# Daiwa wicked/wild weasel



## Shortman (Nov 26, 2013)

Hi

I have been looking at buying a Daiwa Wicked Weasel 2-6kg, with a lure weight of 2-14g. I wanted to use this rod for fishing off Scarborough and Wellington point in Qld for snapper/squire or any other fish out there that give a decent fight.

I have been looking at this rod so I can cast light plastics (3-5g) but still have some grunt to land decent fish.

If anyone has got one of these or used one, can you comment on them for this type of application or their general use. 
If you have fished these places before advice on if this rod would suit would be appreciated.

Thanks


----------



## GaryD (Apr 7, 2012)

I have a pinster 2-5kg and have caught squire on it no probs.
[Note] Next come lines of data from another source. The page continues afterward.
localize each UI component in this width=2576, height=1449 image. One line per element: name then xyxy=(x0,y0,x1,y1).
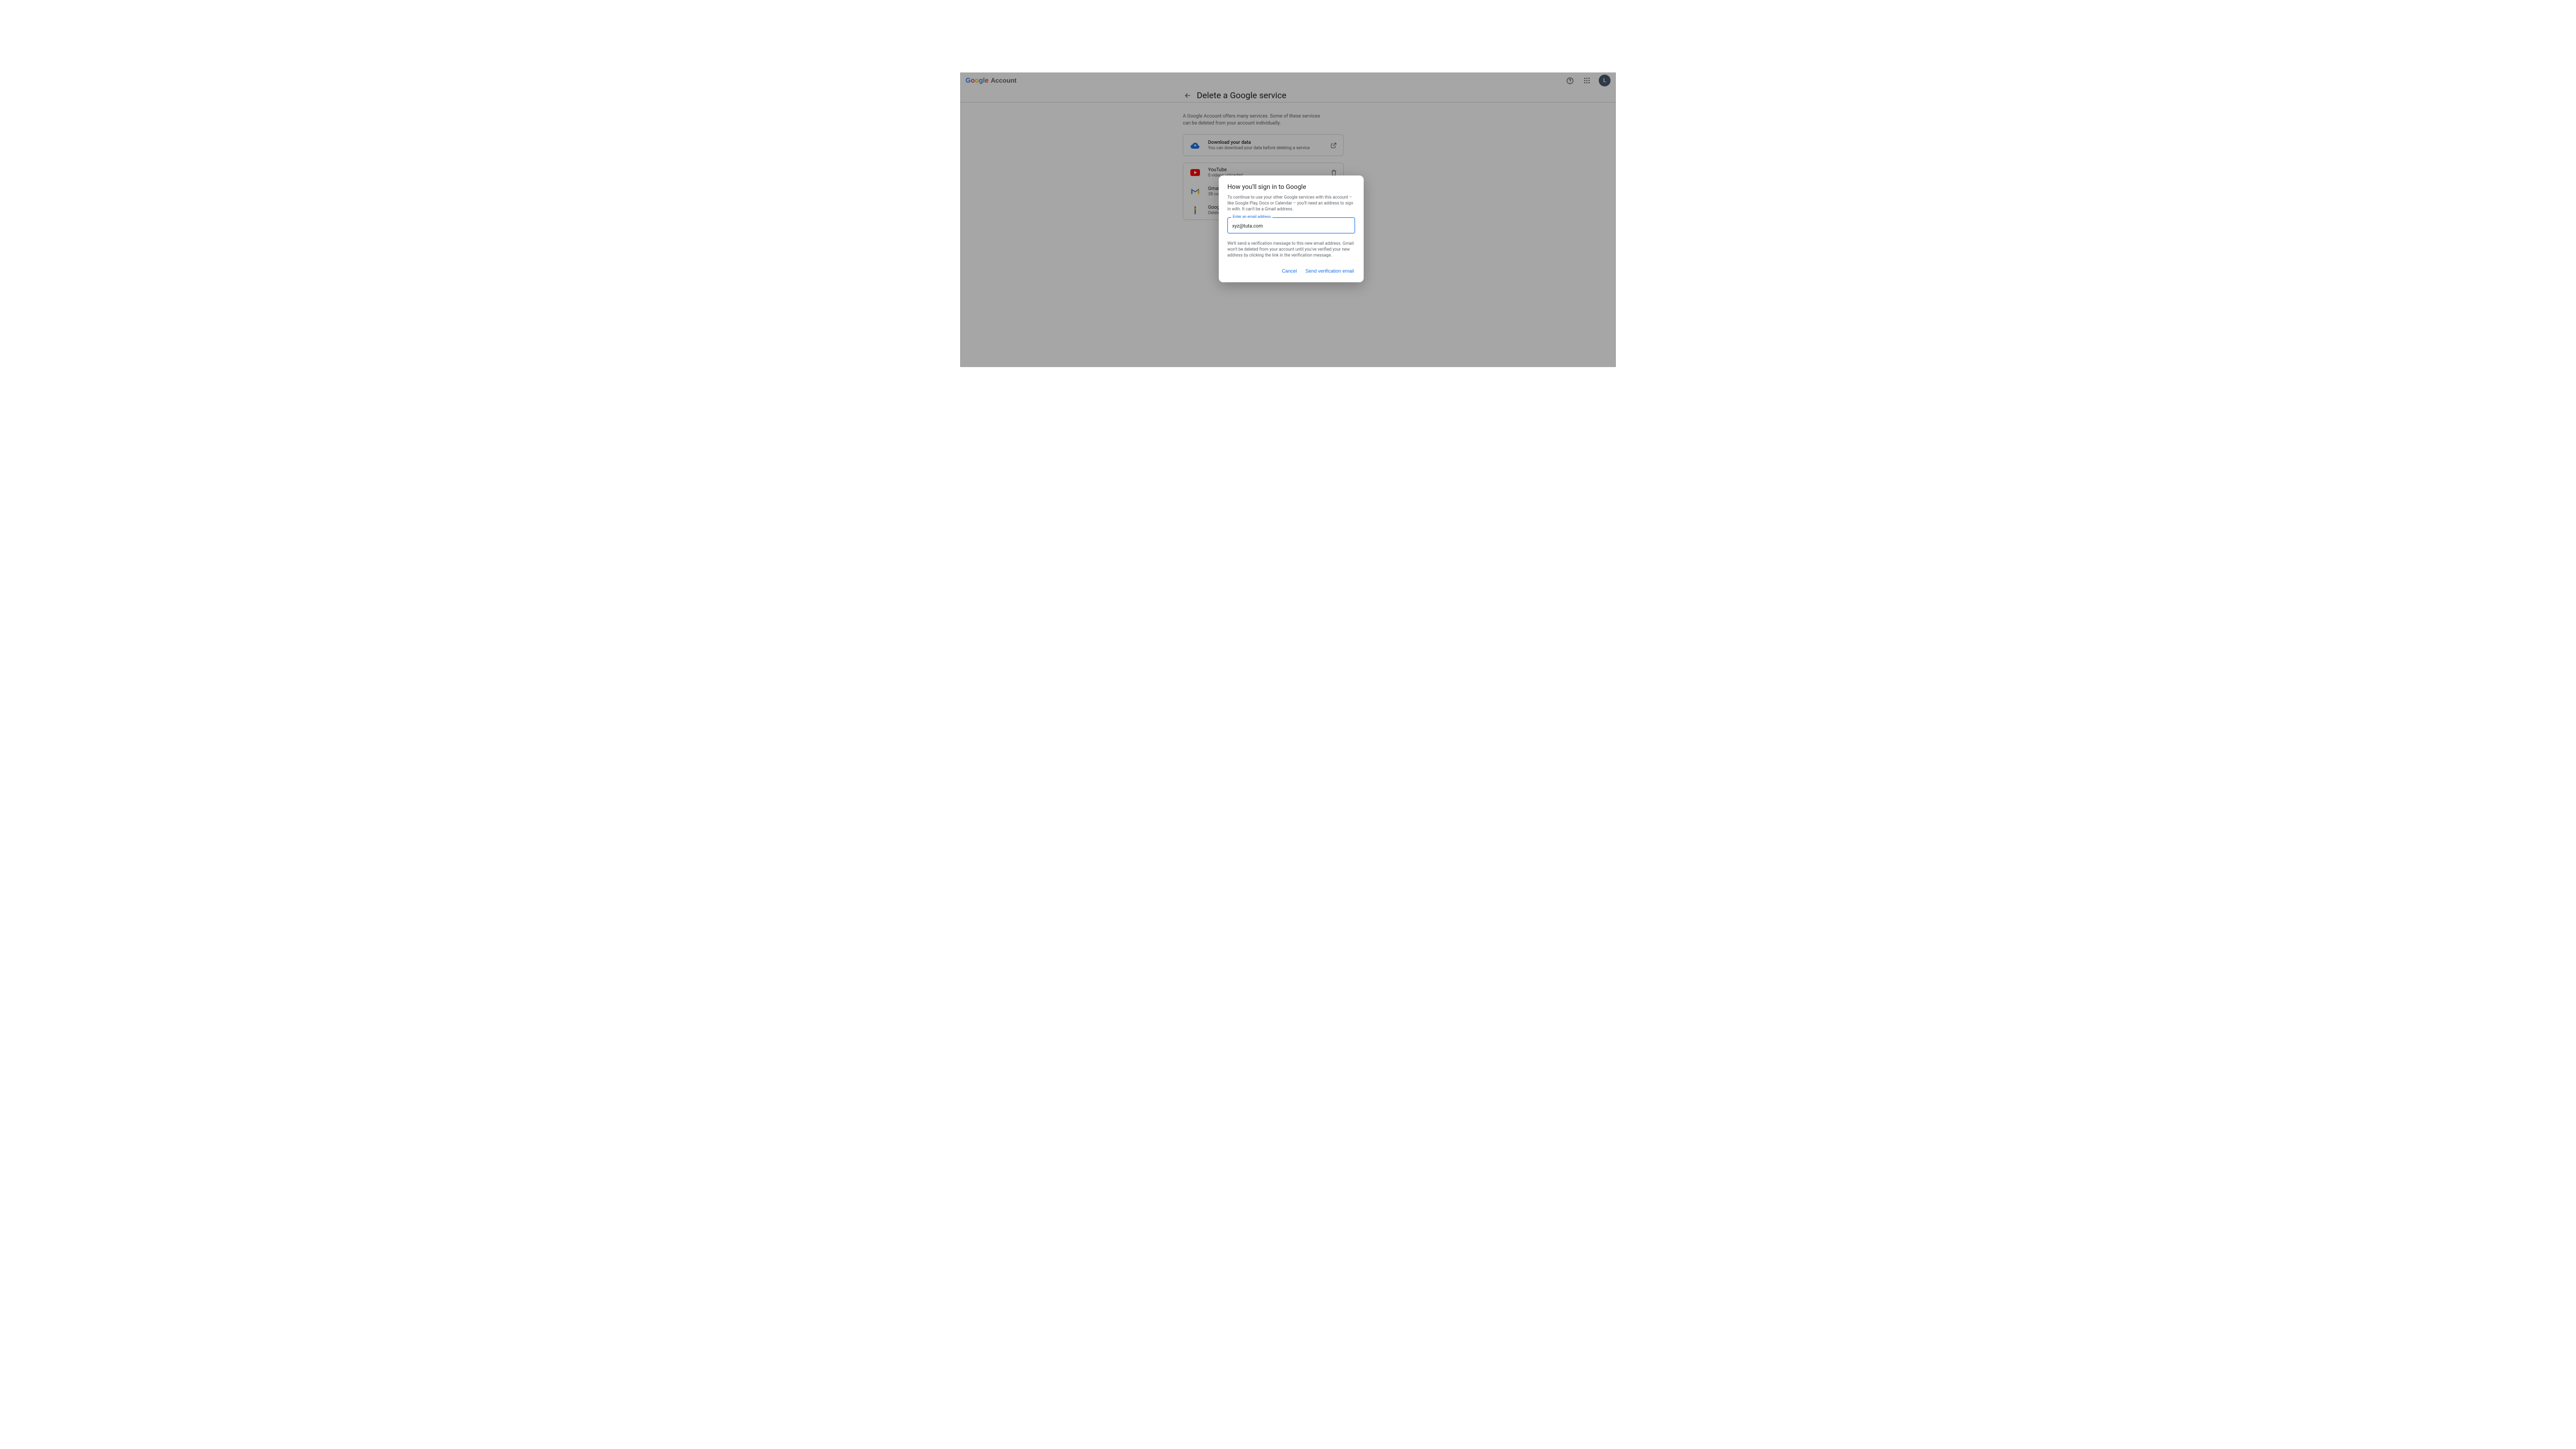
dialog-body-text: To continue to use your other Google ser… xyxy=(1227,195,1355,212)
email-input[interactable] xyxy=(1232,224,1350,229)
email-field-wrapper: Enter an email address xyxy=(1227,217,1355,233)
dialog-note-text: We'll send a verification message to thi… xyxy=(1227,241,1355,258)
email-field-label: Enter an email address xyxy=(1231,215,1272,219)
send-verification-button[interactable]: Send verification email xyxy=(1304,266,1355,276)
dialog-actions: Cancel Send verification email xyxy=(1227,266,1355,276)
signin-email-dialog: How you'll sign in to Google To continue… xyxy=(1219,175,1364,282)
dialog-title: How you'll sign in to Google xyxy=(1227,183,1355,191)
cancel-button[interactable]: Cancel xyxy=(1280,266,1298,276)
app-window: G o o g l e Account L Delete a Google se… xyxy=(960,72,1616,367)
Caught a small shark at scarby on it on Saturday. The rod should suit u fine.


----------



## Shortman (Nov 26, 2013)

Thanks Gary, what kind of reel do you have it paired with? I have a 3000 series ecoda black hawk that I had on another setup I was going to use.


----------



## swabio (Aug 16, 2010)

Hmmmm I thought I would do a bit of google'ing.... and googled wicked weasel..... found something completely different............ apparently it is some very revealing swimwear for the fairer sex!


----------



## Shortman (Nov 26, 2013)

Found that also, wouldn't mind one of those either. :twisted: :lol:


----------



## GaryD (Apr 7, 2012)

:lol:


Shortman said:


> Thanks Gary, what kind of reel do you have it paired with? I have a 3000 series ecoda black hawk that I had on another setup I was going to use.


I use shimano symetre's in 2500 and 3000s on this rod and its well weighted. Nice stiff tips on the rods for flicking plastics and plenty strong in the guts.


----------



## Shortman (Nov 26, 2013)

Looks like I am on the right track then, but might put a bit lighter braid on than I was going to. Might also have to put some mono backing on the reel for length. What length of line (including backing) do people use?


----------



## GaryD (Apr 7, 2012)

This rod is probably good for anything between 5lb and 15lb. Match your line to what you're targeting IMO. Keep in mind the micro guides, check your line goes thru OK with your knot.


----------



## Shortman (Nov 26, 2013)

Thanks for all of the advice guys. I picked up a wicked weasel today and looks good. I have it matched with a Ecooda Black Hawk 3000 series that I had on another rod, feels good at the moment. I have all next week off so hopefully I get to try it out on a few snapper.

BTW time to learn some new knots.


----------